Nine times a Constructors' Champion, seven times a Drivers', it seems unthinkable that Williams have now gone 25 years without winning a title.
One of F1's most successful ever teams has been in a steady decline. 2019 and 2020 were their worst campaigns yet, although they showed signs of life in 2021 - with George Russell scoring an unlikely podium in the washed-out Belgian Grand Prix, after a stunning qualifying lap that put him on the front row.
Williams arrived on the Formula 1 grid in 1977, racing a March chassis. The following year the first FW was born and the team bagged their first points, P4 at the South African GP, and first podium with Alan Jones second in the United States.
So began Williams' epic rise with the team winning its first championship double in 1980 and following that up with a Drivers' crown in 1981 and the Constructors' a year later.
In its 45-year history, the team has amassed 114 grands prix wins, 313 podiums and 128 pole positions.
The last titles came in 1996 and 1997 when the team secured both the World title and the Constructors' with Damon Hill and then Jacques Villeneuve.
But while Williams has basked in a many a high, the lows have been heartbreaking.
Team owner Frank Williams was left paralysed when he was involved in a serious car crash on the way back from an F1 test in 1986, but he was able to continue running his team despite his life-changing injuries.
Eight years later they introduced triple F1 World Champion Ayrton Senna to the fold. The Brazilian died just a few races into his time with the team when he crashed at the San Marino GP.
Then-head of engineering Patrick Head and Williams' chief designer Adrian Newey were charged with manslaughter over his death, but both were acquitted at trial. The saga carried on for years afterwards though, and Italy's highest court eventually found Head "culpable of omitted control" 13 years after the incident, as Senna's steering column had failed and sent him towards the wall.
In honour of the Brazilian, a Senna logo motif is added to Williams' livery every year - a tradition which continues to this day.
On the track, Williams' level of competition yo-yoed in the ensuing years before a switch of design philosophy under the guidance of Paddy Lowe cost them dearly in 2018.
The team slumped to their worst seasons, at least in terms of results, bottom of the pile two years running with just one point in 2019.
Deputy team boss Claire Williams called it their rock bottom, promising that 2020 would be better - or at least a step in the right direction.
Technically it was. Although the team finished the 2020 season with no points for the first time ever as a constructor, Williams' overall competitiveness was an improvement as they regularly battled Haas and Alfa Romeo.
During the 2020 season the Williams family announced that they were looking for outside investment to help the team recover up the grid.
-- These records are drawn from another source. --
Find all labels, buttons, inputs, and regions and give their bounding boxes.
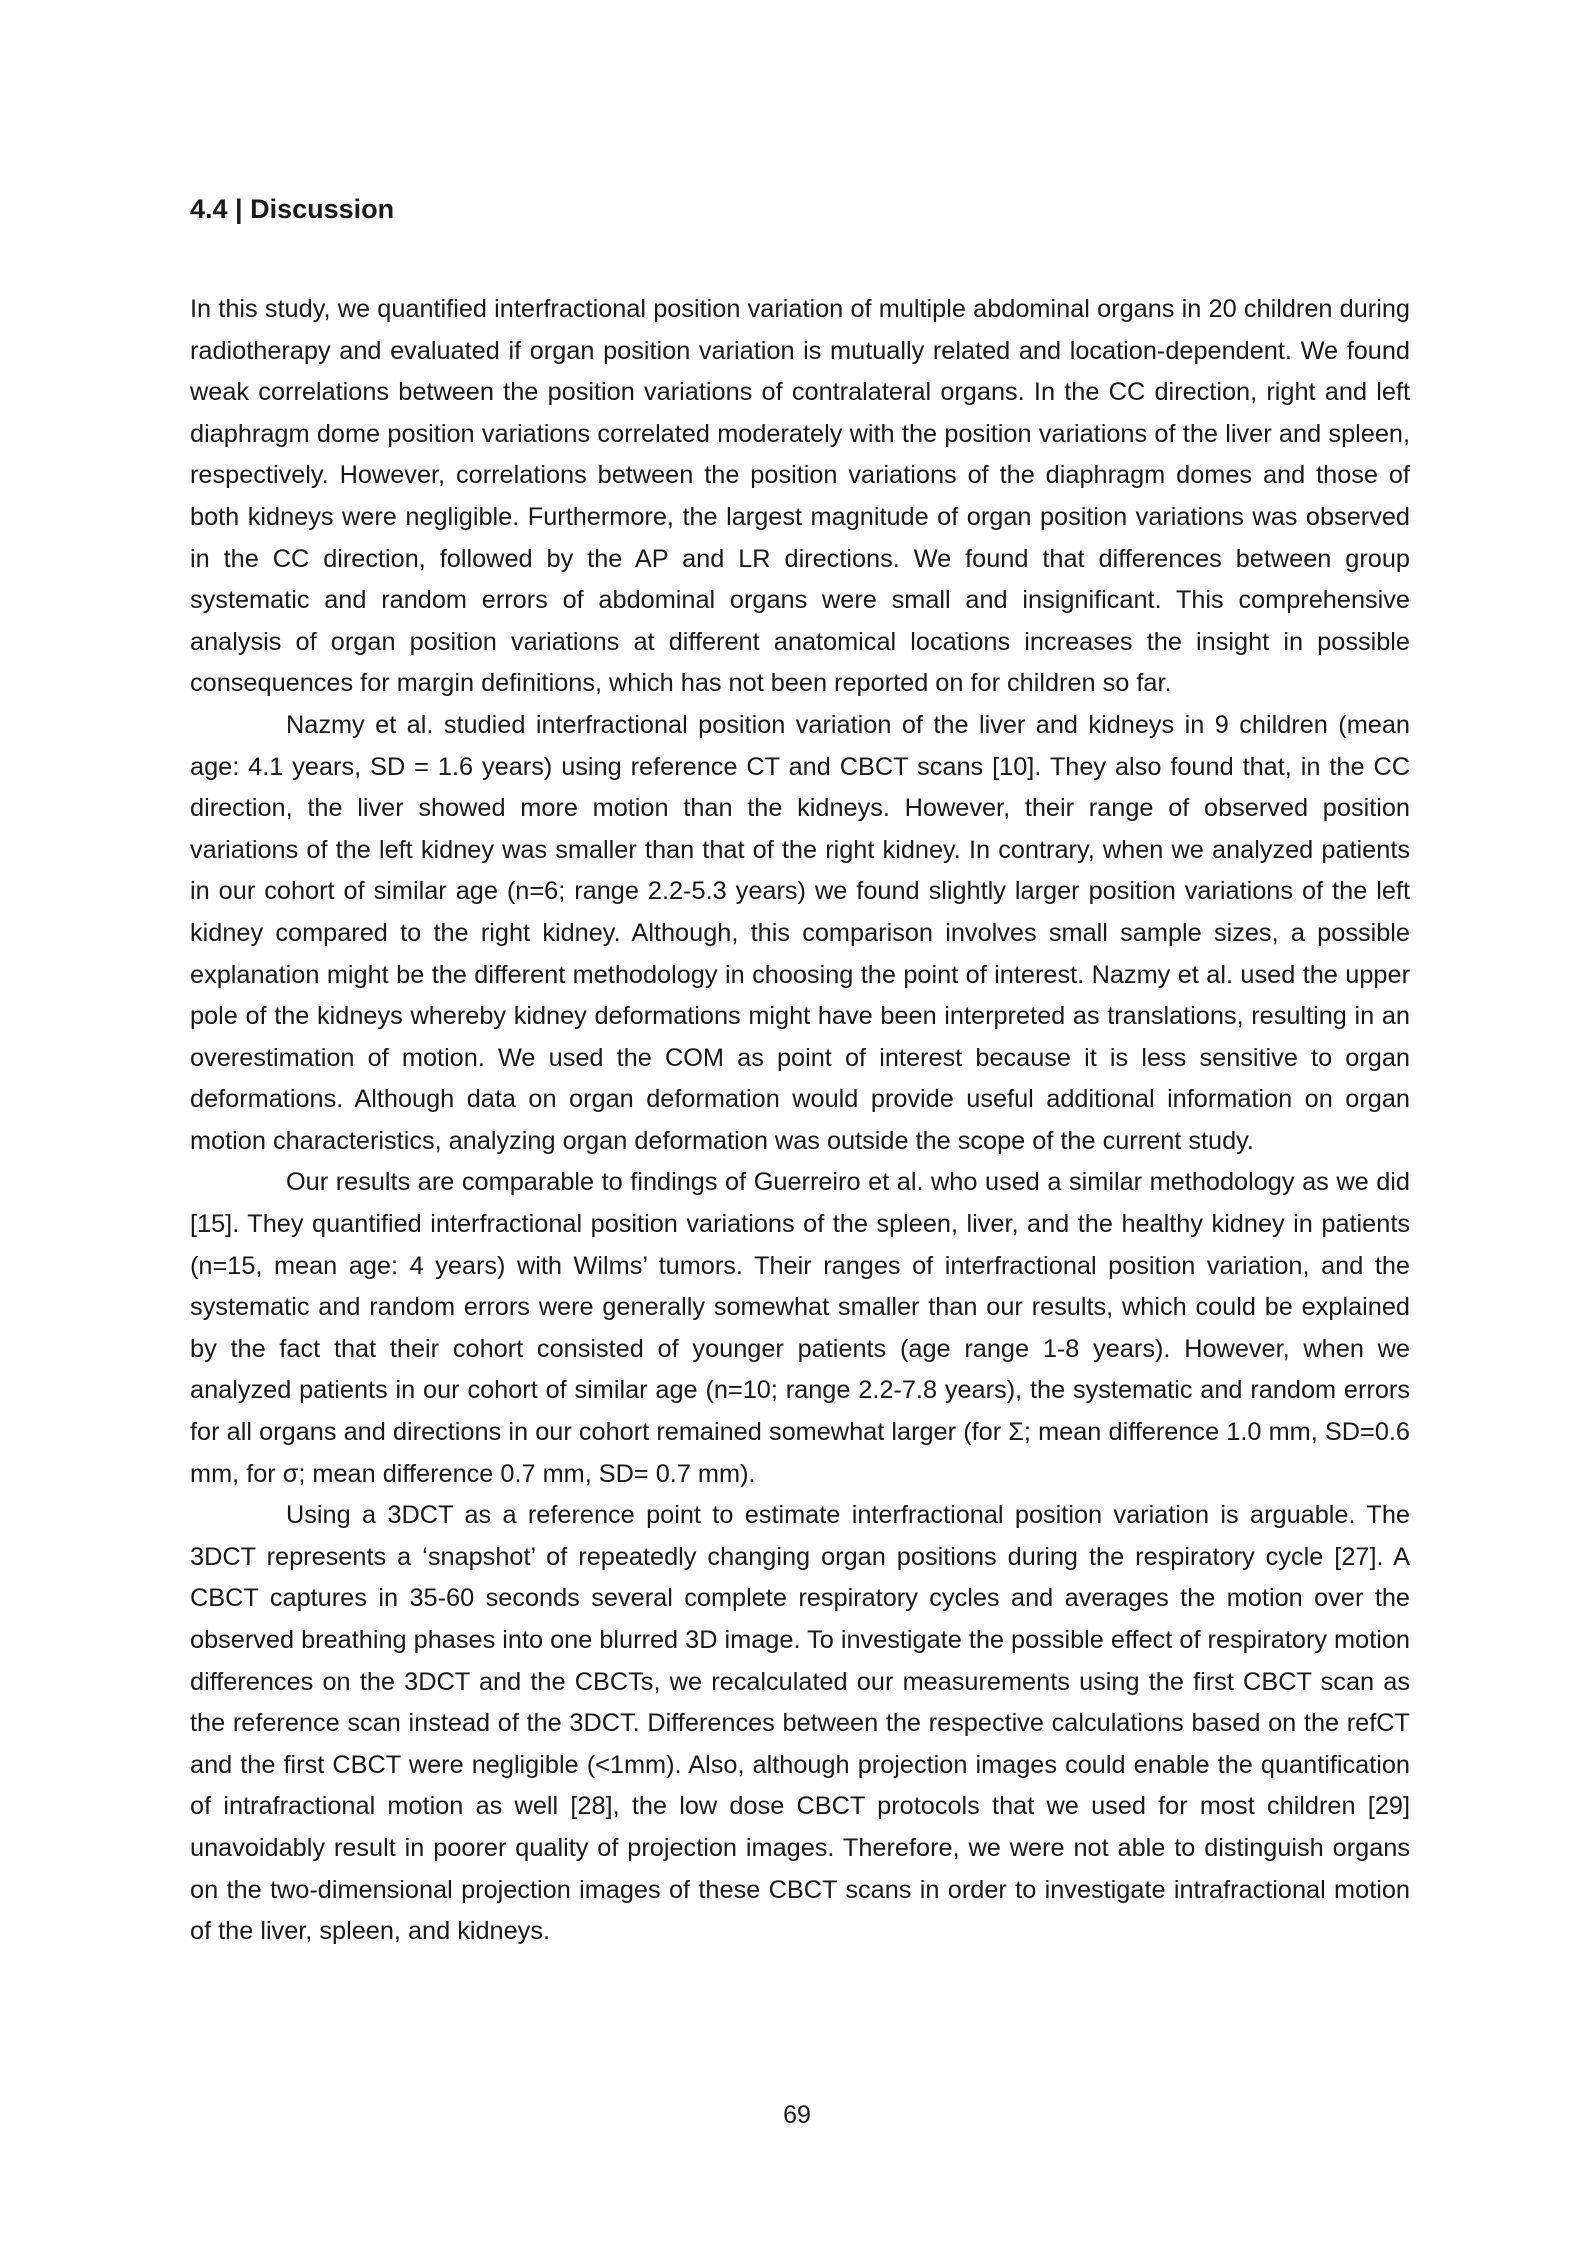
page-number: 69 [783, 2101, 811, 2129]
page-content [190, 185, 1410, 1953]
paragraph-2: Nazmy et al. studied interfractional position variation of the liver and kidneys in 9 children (mean age: 4.1 years, SD = 1.6 years) using reference CT and CBCT scans [10]. They also found that, in the CC direction, the liver showed more motion than the kidneys. However, their range of observed position variations of the left kidney was smaller than that of the right kidney. In contrary, when we analyzed patients in our cohort of similar age (n=6; range 2.2-5.3 years) we found slightly larger position variations of the left kidney compared to the right kidney. Although, this comparison involves small sample sizes, a possible explanation might be the different methodology in choosing the point of interest. Nazmy et al. used the upper pole of the kidneys whereby kidney deformations might have been interpreted as translations, resulting in an overestimation of motion. We used the COM as point of interest because it is less sensitive to organ deformations. Although data on organ deformation would provide useful additional information on organ motion characteristics, analyzing organ deformation was outside the scope of the current study. [190, 710, 1410, 1155]
paragraph-4: Using a 3DCT as a reference point to estimate interfractional position variation is arguable. The 3DCT represents a ‘snapshot’ of repeatedly changing organ positions during the respiratory cycle [27]. A CBCT captures in 35-60 seconds several complete respiratory cycles and averages the motion over the observed breathing phases into one blurred 3D image. To investigate the possible effect of respiratory motion differences on the 3DCT and the CBCTs, we recalculated our measurements using the first CBCT scan as the reference scan instead of the 3DCT. Differences between the respective calculations based on the refCT and the first CBCT were negligible (<1mm). Also, although projection images could enable the quantification of intrafractional motion as well [28], the low dose CBCT protocols that we used for most children [29] unavoidably result in poorer quality of projection images. Therefore, we were not able to distinguish organs on the two-dimensional projection images of these CBCT scans in order to investigate intrafractional motion of the liver, spleen, and kidneys. [190, 1501, 1410, 1946]
section-heading: 4.4 | Discussion [190, 194, 395, 224]
paragraph-1: In this study, we quantified interfractional position variation of multiple abdominal organs in 20 children during radiotherapy and evaluated if organ position variation is mutually related and location-dependent. We found weak correlations between the position variations of contralateral organs. In the CC direction, right and left diaphragm dome position variations correlated moderately with the position variations of the liver and spleen, respectively. However, correlations between the position variations of the diaphragm domes and those of both kidneys were negligible. Furthermore, the largest magnitude of organ position variations was observed in the CC direction, followed by the AP and LR directions. We found that differences between group systematic and random errors of abdominal organs were small and insignificant. This comprehensive analysis of organ position variations at different anatomical locations increases the insight in possible consequences for margin definitions, which has not been reported on for children so far. [190, 295, 1410, 698]
paragraph-3: Our results are comparable to findings of Guerreiro et al. who used a similar methodology as we did [15]. They quantified interfractional position variations of the spleen, liver, and the healthy kidney in patients (n=15, mean age: 4 years) with Wilms’ tumors. Their ranges of interfractional position variation, and the systematic and random errors were generally somewhat smaller than our results, which could be explained by the fact that their cohort consisted of younger patients (age range 1-8 years). However, when we analyzed patients in our cohort of similar age (n=10; range 2.2-7.8 years), the systematic and random errors for all organs and directions in our cohort remained somewhat larger (for Σ; mean difference 1.0 mm, SD=0.6 mm, for σ; mean difference 0.7 mm, SD= 0.7 mm). [190, 1168, 1410, 1488]
discussion-body [190, 289, 1410, 1953]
They ended up selling the entire team though to Dorilton Capital, with the Williams family ending their involvement following the Italian Grand Prix.
Dorilton said they would be retaining the famous Williams name, meaning one of the sport's most illustrious marques continues to remain on the grid.
Alex Albon and Nicholas Latifi form their line-up for 2022 and hoping to push them further back up the field.